The Pinterest engineering team has used OpenTSDB as their metrics engine for storing and querying metrics since 2014. Various performance issues caused by a growth in the amount of metrics data led them to develop their own time series database called Goku in C++, which exposes OpenTSDB compliant APIs.
Pinterest development teams use a system called Statsboard - a dashboard that integrates metrics from Graphite, Ganglia, and OpenTSDB with declarative configuration in YAML. Pinterest's monitoring used Ganglia in early 2012 which collected system metrics only, without any application metrics. Later that year Graphite was deployed for application metrics with statsd, followed by a clustered Graphite deployment. OpenTSDB was deployed in 2014, with a custom metrics agent that pushed data to a Kafka cluster from which it was pushed into OpenTSDB and Graphite through a processing pipeline. They had 1.5 million points/second throughput in OpenTSDB a couple of years ago. Pinterest's team faced Java garbage collection issues as well as frequent crashes of HBase, which OpenTSDB uses as its backend store. It is worth noting here that Pinterest has a large HBase deployment for many of their services.
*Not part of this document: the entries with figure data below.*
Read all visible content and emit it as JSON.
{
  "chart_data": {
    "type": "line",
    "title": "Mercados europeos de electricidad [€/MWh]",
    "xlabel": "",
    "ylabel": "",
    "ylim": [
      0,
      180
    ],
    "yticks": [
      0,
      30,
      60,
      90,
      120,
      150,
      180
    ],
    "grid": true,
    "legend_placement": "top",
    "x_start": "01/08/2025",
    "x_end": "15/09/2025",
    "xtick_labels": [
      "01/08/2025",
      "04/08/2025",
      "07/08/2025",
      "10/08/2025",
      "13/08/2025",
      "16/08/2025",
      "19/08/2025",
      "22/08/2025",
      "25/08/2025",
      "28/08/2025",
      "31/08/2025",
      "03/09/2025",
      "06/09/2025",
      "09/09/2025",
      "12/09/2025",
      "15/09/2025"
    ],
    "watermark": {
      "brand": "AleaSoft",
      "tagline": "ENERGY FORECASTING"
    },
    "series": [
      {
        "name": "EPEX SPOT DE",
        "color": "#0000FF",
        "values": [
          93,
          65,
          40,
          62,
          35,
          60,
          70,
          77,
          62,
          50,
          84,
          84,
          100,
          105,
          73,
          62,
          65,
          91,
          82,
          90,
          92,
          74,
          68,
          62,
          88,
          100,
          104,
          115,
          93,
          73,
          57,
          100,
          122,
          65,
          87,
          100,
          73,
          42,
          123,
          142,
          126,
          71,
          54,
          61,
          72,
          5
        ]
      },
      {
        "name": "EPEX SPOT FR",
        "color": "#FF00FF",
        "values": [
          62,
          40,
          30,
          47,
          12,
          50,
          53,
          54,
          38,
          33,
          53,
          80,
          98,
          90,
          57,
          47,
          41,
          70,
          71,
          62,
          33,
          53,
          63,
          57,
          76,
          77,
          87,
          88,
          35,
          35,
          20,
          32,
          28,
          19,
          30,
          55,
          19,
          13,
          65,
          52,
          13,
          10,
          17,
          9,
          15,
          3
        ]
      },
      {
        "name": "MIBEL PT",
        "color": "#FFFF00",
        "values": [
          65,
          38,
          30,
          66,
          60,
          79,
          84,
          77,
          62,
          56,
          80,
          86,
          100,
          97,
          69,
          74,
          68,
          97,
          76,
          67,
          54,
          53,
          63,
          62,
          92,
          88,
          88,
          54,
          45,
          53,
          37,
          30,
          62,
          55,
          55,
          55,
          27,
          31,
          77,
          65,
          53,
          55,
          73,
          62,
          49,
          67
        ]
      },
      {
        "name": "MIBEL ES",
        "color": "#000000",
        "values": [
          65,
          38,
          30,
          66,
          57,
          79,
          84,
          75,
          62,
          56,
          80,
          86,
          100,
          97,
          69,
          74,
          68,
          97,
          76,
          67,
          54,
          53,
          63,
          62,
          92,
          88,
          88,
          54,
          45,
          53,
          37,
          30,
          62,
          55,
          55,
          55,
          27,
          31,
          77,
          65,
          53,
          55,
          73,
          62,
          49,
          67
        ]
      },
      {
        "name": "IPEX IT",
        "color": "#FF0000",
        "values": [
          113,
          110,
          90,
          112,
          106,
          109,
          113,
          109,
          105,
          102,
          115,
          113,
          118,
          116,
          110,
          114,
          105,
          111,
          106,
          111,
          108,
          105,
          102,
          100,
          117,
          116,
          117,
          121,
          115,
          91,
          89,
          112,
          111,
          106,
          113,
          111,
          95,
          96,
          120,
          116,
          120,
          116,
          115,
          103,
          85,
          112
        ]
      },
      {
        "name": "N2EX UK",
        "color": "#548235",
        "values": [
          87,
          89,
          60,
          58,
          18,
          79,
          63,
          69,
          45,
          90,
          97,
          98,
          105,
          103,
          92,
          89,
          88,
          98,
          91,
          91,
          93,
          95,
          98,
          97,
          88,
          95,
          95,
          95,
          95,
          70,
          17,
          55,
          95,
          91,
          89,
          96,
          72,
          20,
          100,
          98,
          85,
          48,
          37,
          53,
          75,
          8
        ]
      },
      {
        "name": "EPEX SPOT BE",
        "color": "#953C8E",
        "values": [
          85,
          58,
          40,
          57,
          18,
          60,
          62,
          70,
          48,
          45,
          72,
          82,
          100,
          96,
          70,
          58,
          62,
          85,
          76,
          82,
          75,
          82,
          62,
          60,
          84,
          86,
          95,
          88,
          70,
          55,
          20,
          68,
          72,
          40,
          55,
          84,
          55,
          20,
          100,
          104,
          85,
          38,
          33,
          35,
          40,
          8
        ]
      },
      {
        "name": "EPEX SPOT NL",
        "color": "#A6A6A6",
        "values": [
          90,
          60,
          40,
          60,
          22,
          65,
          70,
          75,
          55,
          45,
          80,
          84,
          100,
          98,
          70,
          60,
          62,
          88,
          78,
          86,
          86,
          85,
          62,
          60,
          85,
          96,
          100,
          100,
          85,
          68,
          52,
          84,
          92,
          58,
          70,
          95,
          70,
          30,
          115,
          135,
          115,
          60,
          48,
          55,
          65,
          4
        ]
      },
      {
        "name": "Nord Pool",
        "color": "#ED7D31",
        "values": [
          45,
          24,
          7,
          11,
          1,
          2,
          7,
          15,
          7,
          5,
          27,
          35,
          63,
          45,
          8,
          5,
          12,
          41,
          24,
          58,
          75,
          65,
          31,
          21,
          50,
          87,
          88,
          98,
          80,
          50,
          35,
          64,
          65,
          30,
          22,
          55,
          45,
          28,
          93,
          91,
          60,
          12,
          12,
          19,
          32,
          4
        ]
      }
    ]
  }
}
Goku, their in-house time series database engine, attempts to improve on some specific areas in OpenTSDB. These include using an inverted index instead of an HBase scan, better compression of data points, clustered aggregation of queries, and a faster serialization format. Goku uses the Facebook Gorilla in-memory storage engine to store recent data, with persistent storage on an NFS. Pinterest is hosted on EC2 but it is not clear from the article if they are using AWS EFS or a self-hosted solution. The authors mention that Goku reads back data from disk into memory when it restarts.
Goku’s querying model is identical to that of OpenTSDB. The team wrote their own query aggregation layer to fan out and aggregate the queries across shards. Goku uses a two-level sharding strategy - based on the metric name followed by the tag key-value pairs. The queries are handled by a Goku proxy, which sends the query to individual Goku shards. The shards use the inverted index to get the ids of the time series being requested and fetch the data, run the individual aggregators (downsampling, summing, etc) and send it back to the proxy. The proxy sends it back to the client after a second round of aggregation. Another Goku improvement is in using Apache Thrift's binary data type instead of OpenTSDB's JSON format.
Using Goku has brought down the latency, the resource requirements, as well as the dataset size at Pinterest. Written in C++, Goku is fully compliant with the OpenTSDB APIs. Goku has many similarities with another Pinterest project called Yuvi, which is written in Java. Other engineering teams that have written or customized their time series metrics collection and query systems include Vivint, Uber, Improbable and Criteo.